My problem is that after a week or two, the influx-container dies and will not come up again. I'm a bit unsure what logs to check for relevant error messages, but the syslog on the minion running the container contained the following information:
Jun 16 05:57:41 ip-172-22-29-244 kubelet[4434]: E0616 05:57:41.382751 4434 event.go:193] Server rejected event '&api.Event{TypeMeta:unversioned.TypeMeta{Kind:"", APIVersion:""}, ObjectMeta:api.ObjectMeta{Name:"monitoring-influxdb-grafana-v3-dlx9o.145604121bcf8ade", GenerateName:"", Namespace:"kube-system", SelfLink:"", UID:"", ResourceVersion:"407635", Generation:0, CreationTimestamp:unversioned.Time{Time:time.Time{sec:0, nsec:0, loc:(*time.Location)(nil)}}, DeletionTimestamp:(*unversioned.Time)(nil), DeletionGracePeriodSeconds:(*int64)(nil), Labels:map[string]string(nil), Annotations:map[string]string(nil)}, InvolvedObject:api.ObjectReference{Kind:"Pod", Namespace:"kube-system", Name:"monitoring-influxdb-grafana-v3-dlx9o", UID:"07c2a623-2b57-11e6-b7a9-068c6a09a769", APIVersion:"v1", ResourceVersion:"850776", FieldPath:""}, Reason:"FailedSync", Message:"Error syncing pod, skipping: failed to \"StartContainer\" for \"influxdb\" with CrashLoopBackOff: \"Back-off 5m0s restarting failed container=influxdb pod=monitoring-influxdb-grafana-v3-dlx9o_kube-system(07c2a623-2b57-11e6-b7a9-068c6a09a769)\"\n", Source:api.EventSource{Component:"kubelet", Host:"ip-172-22-29-244.eu-west-1.compute.internal"}, FirstTimestamp:unversioned.Time{Time:time.Time{sec:63600960004, nsec:0, loc:(*time.Location)(0x2e38da0)}}, LastTimestamp:unversioned.Time{Time:time.Time{sec:63601653461, nsec:379098581, loc:(*time.Location)(0x2e38da0)}}, Count:11023, Type:"Warning"}': 'events "monitoring-influxdb-grafana-v3-dlx9o.145604121bcf8ade" not found' (will not retry!)

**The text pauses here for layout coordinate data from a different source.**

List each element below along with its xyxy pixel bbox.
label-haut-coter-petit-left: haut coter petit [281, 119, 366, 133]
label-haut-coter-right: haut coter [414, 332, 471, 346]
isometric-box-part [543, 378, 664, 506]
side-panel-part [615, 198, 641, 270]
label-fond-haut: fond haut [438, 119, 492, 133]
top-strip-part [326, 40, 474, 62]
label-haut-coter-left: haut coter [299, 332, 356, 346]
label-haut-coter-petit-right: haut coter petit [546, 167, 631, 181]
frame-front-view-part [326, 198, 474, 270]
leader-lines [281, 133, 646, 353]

Jun 16 05:57:54 ip-172-22-29-244 kubelet[4434]: I0616 05:57:54.378491 4434 manager.go:2050] Back-off 5m0s restarting failed container=influxdb pod=monitoring-influxdb-grafana-v3-dlx9o_kube-system(07c2a623-2b57-11e6-b7a9-068c6a09a769)
Jun 16 05:57:54 ip-172-22-29-244 kubelet[4434]: E0616 05:57:54.378545 4434 pod_workers.go:138] Error syncing pod 07c2a623-2b57-11e6-b7a9-068c6a09a769, skipping: failed to "StartContainer" for "influxdb" with CrashLoopBackOff: "Back-off 5m0s restarting failed container=influxdb pod=monitoring-influxdb-grafana-v3-dlx9o_kube-system(07c2a623-2b57-11e6-b7a9-068c6a09a769)"
I've also seen indications that the container was originally OOM-killed. My assumption is that the influx-index just grows too large over time since there is no automatic cleanup, is killed by Kubernetes once the 500MB memory limit from the manifest is breached, and fail to restart for the same reasons or because it times out while reading the index.
Once this happens, the only way I've been able to get it up and running again is to kill the pod entirely to have Kubernetes re-create it from scratch, which basically means losing all existing data.
But what do I do about it? Changing the memory limits on kube-system pods seems to be non-trivial, and may only buy me a few more days anyways. I could set up my own watchdog to clean up data, but only being able to keep 1-2 weeks of monitoring data kind of limits its value.